There is a recent surge for wearing masks in public spaces due to the COVID-19 pandemic, which has affected how we go through our everyday lives. Many public services require people to wear masks so as to avoid spreading the virus even more. This is a challenge for face detection mechanisms since the face can be occluded up to the nose, which yields lower confidence intervals for such models. While researchers are trying build new detection models or even retraining them with more difficult examples, I wanted to evaluate how current models perform under these harder scenarios.
The Multi-task Cascaded Convolutional Networks (MTCNN) designed by Zhang et al. is a three-stage detection model that produces both bounding boxes and facial landmarks. Compared to Viola and Jones face detector, MTCNN has greater recall and precision. I'll make sure to test their detector on the face mask dataset as well, but I think it is safe to say its results will be lower.
I also added a face ID tracker which you can use to empirically check out how the MTCNN performs under variable situations where conditions change, such as illumniation and occlusion. The tracker is essentially the same as PyImageSearch's centroid tracker, I only did some minor changes.
Unless you want to verify the results, you're going to find yourself using only main.py which has the ID tracker already integrated.

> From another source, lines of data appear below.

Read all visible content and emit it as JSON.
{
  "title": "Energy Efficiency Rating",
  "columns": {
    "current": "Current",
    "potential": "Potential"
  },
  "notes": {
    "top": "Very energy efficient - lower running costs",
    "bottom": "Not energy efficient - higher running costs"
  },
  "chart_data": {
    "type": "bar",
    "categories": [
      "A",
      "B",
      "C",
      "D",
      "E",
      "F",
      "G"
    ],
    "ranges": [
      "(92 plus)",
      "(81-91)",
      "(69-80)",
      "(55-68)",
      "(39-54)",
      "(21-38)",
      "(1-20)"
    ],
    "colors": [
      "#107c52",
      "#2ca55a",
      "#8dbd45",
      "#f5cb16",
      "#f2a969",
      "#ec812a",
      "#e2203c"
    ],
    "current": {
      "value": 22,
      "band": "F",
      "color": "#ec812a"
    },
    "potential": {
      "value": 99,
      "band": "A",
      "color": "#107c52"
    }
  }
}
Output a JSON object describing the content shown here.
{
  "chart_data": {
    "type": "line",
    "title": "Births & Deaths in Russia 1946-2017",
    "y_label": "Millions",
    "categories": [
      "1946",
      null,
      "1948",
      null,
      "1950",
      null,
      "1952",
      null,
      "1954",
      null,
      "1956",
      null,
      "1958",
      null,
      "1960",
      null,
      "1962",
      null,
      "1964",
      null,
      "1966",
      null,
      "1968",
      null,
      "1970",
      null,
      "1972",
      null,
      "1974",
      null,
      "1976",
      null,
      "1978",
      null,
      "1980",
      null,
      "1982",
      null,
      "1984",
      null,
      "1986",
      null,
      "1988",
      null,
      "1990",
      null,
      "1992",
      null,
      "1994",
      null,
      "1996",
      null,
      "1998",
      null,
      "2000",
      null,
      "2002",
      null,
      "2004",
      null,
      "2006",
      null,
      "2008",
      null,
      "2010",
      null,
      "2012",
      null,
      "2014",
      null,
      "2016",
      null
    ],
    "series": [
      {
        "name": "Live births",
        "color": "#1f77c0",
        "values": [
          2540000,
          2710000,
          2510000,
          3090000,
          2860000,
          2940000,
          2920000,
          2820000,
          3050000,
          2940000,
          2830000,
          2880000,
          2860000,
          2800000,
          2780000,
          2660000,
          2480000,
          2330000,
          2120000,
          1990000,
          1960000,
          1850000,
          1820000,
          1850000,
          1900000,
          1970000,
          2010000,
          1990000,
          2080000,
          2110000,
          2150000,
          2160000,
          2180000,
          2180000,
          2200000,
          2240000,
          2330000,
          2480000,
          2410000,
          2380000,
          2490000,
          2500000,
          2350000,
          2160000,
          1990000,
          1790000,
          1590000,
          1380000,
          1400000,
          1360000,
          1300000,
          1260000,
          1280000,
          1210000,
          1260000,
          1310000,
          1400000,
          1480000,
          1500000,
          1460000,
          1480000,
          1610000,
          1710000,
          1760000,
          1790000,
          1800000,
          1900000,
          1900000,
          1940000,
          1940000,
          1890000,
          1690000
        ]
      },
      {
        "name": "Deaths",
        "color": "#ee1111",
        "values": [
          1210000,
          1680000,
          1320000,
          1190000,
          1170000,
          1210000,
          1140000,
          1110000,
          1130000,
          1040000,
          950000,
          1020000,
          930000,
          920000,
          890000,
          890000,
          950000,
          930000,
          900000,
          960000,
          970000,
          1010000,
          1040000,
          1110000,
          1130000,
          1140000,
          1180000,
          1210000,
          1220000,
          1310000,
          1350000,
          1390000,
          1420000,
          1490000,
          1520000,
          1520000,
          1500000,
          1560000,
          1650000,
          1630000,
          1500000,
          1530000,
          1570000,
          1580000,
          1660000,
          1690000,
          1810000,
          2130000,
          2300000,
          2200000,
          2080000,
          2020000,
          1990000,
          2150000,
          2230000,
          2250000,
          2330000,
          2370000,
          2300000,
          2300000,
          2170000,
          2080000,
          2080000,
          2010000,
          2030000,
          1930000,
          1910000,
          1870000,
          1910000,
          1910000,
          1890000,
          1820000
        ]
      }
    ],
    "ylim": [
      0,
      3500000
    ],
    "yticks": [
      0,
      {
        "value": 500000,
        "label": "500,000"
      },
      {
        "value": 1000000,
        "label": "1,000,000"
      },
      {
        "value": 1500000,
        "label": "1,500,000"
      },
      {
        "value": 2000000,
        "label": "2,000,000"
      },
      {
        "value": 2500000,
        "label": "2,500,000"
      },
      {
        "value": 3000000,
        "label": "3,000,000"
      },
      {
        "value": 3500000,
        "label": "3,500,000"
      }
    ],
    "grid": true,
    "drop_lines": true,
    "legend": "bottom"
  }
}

foo@bar:MtcnnMaskDetection$ python main.py camera_id
Finally, if you do want to run the test as well, cd to the test directory and run
foo@bar:MtcnnMaskDetection$ python run_tests.py path/to/labels
The test images were taken from Kaggle's Medical Mask Dataset, which contains 3000 faces wearing masks and ~700 faces with badly worn masks (or even none at all). The test results didn't take into account people with no masks whatsoever. To the best of my knowledge, recall is the only available metric since the groundtruth labels ignore some unmasked faces, which MTCNN may not, so it may seem it has a higher false positive rate.
Groundtruth bounding boxes are given in green while predictions are given in red.
The code under this repo has an MIT License, so it can be reproduced for private and/or commercial use.